Habitats: Mapping flowers and food

Flowers brighten up our learning sites, and food growing is increasingly popular to provide opportunities to learn alongside fresh healthy produce to eat. These activities focus on plants that have been deliberately planted on your site, rather than ones that grow wild.  

Mapping areas of Flowers and food growing is part of the Mapping your site activities, enabling you to explore and map the habitats your site currently offers for nature. Understanding your starting point is really important and will allow you to measure any nature gains you achieve when you start making enhancements to your site. Mapping areas of flowers and food growing is one of eight habitat mapping sessions in this unit of learning.    

Before you start mapping, the introductory activities have been designed to support learners in exploring concepts around cultivated plants and food growing, allowing them to answer the questions in the Flowers and Food Habitat Flowchart.

You can carry out this activity at any time of year, but spring and summer are best. 

Getting to know your space

~ 1 hour
KS2
KS3

Preparation

Green skills

  • identification and ecology
  • recording data
  • interpreting data 

What you need

  • Flowers and Food Worksheet - Who Eats What
  • Flowers and Food Habitat Flowchart
  • clipboards
  • drawing materials
  • a tablet, laptop, or desktop PC to access the online Habitat Mapper tool
  • a printed map of your site, if you do not intend to use the Habitat Mapper outdoors

Location

Outdoors 

Useful guidance

Step by step

  1. Give each group (3 or 4 is a good number for this activity) a Who Eats What Worksheet.
  2. Give the group 5 minutes to read the list of plants and encourage them to discuss and circle which are grown as food for people.
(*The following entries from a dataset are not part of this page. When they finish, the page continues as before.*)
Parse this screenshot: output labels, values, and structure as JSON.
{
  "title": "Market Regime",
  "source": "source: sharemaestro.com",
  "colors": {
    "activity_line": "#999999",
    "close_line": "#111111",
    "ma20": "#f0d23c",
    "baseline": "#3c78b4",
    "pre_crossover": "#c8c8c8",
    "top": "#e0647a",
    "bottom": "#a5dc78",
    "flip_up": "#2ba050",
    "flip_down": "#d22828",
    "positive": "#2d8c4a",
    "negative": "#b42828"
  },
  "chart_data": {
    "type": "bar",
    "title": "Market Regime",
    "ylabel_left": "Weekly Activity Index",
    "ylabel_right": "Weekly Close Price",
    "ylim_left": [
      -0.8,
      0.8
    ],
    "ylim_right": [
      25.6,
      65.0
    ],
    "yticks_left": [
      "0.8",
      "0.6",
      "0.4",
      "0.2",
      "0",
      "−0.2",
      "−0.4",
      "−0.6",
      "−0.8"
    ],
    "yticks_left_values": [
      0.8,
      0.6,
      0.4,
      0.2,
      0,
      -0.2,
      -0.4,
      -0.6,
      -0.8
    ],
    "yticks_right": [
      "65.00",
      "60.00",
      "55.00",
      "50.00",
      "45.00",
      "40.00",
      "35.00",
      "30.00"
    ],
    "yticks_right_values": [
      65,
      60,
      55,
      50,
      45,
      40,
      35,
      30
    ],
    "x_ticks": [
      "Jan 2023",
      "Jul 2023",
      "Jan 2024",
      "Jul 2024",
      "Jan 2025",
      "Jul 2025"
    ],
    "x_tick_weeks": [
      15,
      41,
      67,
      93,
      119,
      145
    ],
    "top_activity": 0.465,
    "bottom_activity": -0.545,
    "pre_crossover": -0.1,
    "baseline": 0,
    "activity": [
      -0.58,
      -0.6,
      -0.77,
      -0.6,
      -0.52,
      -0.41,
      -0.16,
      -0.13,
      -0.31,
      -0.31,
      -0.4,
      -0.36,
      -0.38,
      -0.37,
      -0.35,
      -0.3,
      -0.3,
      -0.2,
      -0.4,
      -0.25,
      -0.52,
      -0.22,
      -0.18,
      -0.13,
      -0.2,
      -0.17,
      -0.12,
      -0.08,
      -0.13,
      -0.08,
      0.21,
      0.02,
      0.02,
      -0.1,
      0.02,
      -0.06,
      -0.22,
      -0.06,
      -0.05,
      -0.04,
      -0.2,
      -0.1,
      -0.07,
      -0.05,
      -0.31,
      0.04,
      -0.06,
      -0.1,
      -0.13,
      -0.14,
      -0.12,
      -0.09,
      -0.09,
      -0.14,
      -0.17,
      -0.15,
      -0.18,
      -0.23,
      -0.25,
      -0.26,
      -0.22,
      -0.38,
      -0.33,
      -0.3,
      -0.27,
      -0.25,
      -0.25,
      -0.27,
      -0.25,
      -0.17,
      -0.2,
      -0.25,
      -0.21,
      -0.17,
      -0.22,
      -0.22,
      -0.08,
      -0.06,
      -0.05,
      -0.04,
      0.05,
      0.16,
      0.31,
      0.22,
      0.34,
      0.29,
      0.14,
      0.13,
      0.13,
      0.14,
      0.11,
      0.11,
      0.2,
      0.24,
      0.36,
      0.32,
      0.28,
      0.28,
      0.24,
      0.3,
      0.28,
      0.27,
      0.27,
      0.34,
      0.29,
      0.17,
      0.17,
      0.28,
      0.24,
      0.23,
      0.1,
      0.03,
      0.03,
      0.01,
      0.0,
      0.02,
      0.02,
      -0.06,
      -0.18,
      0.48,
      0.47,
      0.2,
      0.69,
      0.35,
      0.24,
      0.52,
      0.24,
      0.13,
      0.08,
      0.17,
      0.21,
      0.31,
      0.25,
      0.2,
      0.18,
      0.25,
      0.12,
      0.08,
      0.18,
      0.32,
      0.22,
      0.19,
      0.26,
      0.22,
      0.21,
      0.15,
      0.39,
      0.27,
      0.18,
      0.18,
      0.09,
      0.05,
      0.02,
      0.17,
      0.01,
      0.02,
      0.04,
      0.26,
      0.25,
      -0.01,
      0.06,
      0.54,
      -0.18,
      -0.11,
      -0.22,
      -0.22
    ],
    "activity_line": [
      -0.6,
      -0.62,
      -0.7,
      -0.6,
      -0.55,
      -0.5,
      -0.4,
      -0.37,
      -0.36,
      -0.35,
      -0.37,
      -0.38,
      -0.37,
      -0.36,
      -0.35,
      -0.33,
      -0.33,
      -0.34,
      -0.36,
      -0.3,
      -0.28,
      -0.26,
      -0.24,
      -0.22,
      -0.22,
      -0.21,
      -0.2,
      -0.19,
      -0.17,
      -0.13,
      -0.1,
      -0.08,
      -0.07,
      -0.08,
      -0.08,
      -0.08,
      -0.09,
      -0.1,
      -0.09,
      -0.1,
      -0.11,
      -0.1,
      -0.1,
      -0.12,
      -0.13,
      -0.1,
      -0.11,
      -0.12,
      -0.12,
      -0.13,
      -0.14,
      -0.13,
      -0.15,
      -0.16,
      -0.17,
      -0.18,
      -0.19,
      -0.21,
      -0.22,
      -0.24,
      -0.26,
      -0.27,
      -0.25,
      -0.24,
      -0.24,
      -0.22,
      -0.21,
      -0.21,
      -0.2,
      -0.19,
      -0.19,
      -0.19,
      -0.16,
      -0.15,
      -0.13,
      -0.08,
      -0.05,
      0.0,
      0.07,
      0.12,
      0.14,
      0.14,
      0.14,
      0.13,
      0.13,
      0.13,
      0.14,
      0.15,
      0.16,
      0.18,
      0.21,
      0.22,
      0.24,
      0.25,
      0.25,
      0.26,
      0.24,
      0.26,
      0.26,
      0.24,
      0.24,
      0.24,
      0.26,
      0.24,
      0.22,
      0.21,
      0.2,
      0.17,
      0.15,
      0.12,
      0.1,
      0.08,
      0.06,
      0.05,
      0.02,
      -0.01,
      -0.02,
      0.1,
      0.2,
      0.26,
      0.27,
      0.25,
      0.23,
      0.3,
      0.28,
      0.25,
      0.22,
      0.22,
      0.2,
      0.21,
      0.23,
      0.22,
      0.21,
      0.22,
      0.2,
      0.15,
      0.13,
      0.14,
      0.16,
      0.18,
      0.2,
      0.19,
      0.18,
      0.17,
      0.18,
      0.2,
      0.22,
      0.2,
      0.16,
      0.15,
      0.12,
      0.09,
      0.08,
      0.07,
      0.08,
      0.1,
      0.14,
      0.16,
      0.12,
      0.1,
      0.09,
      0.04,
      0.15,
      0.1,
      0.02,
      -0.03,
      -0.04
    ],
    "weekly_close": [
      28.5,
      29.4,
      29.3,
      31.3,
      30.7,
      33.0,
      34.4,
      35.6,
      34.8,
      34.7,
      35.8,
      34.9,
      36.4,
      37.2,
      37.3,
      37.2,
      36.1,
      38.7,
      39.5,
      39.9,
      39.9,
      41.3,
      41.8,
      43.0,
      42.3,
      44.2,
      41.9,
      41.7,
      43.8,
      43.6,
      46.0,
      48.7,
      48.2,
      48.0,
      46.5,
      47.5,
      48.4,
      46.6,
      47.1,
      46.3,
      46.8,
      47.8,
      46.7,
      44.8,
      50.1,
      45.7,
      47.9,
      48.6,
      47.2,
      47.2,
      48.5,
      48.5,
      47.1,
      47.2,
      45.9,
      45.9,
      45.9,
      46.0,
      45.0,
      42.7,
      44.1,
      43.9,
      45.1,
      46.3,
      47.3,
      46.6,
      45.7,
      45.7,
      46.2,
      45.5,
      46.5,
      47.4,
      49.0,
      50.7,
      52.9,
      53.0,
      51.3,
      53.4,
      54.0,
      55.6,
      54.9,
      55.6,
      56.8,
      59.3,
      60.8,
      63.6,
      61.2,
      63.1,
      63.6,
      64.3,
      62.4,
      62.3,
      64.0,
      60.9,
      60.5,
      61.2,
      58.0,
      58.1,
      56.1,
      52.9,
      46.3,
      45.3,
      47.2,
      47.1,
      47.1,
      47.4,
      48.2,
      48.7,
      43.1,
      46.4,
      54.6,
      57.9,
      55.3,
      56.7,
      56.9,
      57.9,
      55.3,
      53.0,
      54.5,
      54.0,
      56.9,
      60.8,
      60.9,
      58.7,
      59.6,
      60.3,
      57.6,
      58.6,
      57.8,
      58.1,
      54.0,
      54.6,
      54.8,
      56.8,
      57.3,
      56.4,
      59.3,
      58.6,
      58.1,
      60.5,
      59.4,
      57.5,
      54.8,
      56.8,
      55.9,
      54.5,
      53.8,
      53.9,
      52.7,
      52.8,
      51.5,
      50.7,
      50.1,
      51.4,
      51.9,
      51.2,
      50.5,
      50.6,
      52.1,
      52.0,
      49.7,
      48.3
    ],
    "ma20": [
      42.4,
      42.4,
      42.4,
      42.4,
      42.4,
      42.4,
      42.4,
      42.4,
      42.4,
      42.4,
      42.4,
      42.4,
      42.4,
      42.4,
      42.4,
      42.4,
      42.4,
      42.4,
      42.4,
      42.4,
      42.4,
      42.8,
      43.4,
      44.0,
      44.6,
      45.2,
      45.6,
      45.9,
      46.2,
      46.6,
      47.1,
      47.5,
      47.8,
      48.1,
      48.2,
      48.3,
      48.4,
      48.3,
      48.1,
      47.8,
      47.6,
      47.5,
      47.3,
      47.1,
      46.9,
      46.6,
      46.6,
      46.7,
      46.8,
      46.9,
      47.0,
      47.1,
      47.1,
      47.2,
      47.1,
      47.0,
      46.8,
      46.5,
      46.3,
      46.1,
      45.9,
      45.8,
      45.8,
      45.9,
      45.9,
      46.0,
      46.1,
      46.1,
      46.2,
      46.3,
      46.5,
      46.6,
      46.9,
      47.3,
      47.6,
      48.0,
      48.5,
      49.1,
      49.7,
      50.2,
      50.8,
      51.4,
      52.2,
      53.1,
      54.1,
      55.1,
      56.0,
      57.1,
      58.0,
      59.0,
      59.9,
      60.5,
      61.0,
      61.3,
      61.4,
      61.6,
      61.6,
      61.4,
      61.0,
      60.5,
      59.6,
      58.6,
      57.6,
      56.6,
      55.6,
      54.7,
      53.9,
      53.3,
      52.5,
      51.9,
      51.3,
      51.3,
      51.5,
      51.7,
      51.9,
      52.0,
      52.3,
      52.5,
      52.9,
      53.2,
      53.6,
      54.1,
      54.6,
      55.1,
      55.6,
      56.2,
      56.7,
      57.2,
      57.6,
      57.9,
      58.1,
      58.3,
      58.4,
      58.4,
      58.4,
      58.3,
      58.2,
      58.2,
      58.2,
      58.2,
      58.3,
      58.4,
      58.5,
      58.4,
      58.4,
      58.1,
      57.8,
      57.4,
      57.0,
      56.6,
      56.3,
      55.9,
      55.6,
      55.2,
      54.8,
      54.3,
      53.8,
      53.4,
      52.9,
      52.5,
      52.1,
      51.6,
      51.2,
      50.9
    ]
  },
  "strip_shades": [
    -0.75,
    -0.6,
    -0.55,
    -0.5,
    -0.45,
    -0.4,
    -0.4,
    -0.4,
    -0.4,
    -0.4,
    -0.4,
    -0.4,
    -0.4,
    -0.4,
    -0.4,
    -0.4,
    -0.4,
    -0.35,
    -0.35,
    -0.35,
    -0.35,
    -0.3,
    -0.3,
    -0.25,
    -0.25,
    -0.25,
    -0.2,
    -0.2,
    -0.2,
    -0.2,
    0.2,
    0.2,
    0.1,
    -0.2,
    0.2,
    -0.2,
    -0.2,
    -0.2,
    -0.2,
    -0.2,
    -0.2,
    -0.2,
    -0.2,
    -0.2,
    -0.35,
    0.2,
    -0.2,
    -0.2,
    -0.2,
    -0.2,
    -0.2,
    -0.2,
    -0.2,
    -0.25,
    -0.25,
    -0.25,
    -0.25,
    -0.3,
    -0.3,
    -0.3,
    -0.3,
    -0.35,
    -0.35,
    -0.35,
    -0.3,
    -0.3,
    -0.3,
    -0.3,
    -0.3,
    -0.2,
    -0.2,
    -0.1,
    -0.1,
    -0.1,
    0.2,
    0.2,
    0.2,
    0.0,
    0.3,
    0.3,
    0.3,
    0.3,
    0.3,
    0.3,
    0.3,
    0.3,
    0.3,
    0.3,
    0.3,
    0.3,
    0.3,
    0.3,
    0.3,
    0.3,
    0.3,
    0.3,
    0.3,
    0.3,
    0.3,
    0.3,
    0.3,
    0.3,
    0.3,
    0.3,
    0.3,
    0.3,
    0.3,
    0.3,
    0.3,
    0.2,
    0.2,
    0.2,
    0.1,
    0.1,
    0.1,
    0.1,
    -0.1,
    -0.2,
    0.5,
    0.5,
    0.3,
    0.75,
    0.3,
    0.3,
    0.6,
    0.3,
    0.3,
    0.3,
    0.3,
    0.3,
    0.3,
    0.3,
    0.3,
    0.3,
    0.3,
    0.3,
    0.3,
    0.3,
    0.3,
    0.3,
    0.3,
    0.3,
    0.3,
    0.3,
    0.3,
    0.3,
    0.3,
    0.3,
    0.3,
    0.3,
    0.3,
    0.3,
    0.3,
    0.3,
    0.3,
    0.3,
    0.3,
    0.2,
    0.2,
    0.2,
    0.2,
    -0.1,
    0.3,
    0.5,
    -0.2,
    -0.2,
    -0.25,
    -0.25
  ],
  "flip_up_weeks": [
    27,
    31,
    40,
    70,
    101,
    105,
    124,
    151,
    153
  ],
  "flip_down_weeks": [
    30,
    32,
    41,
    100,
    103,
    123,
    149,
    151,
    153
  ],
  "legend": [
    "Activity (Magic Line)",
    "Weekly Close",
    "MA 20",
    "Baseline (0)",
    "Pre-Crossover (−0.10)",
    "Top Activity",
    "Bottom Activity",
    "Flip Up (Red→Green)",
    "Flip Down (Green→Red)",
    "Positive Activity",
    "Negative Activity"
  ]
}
Emphasise that food grown for people often serves as food for nature as well. Remind learners that there is no right answer, but they must listen carefully to each other to come to a consensus.
  3. Facilitate a discussion comparing answers with the provided answer sheet and encourage exploration of any differences in answers among the groups.  
  4. After completing the activity, head outside to an area of flowers or food growing – where plants have been intentionally planted as opposed to growing wild.  
  5. Learners can use the Flowers and Food Habitat Flowchart to decide which habitats you have. 
  6. On the Habitat Mapper tool, or a printed map of your site, educators and learners work together to draw on these areas of habitat. 
  7. Repeat this for each separate area of flowers and food growing on your site, until you have mapped them all.
  8. If you used a printed map, transfer it all to the Nature Park map using the Habitat Mapper tool back in the classroom. This is a really important step to ensure your site and your observations are part of national community science research.
  9. Return to the Mapping your site page and select the next habitat category you have on site.

Reflection

Ask learners to consider how they know whether these plants were intentionally planted by people or if they are wild, growing on their own. Guide the conversation toward understanding the varying needs of different plants. Ask students to think about how much help each type of plant might require from people to grow successfully. If there are plants that were not planted, encourage learners to think creatively about how these plants might have ended up in their discovery spot.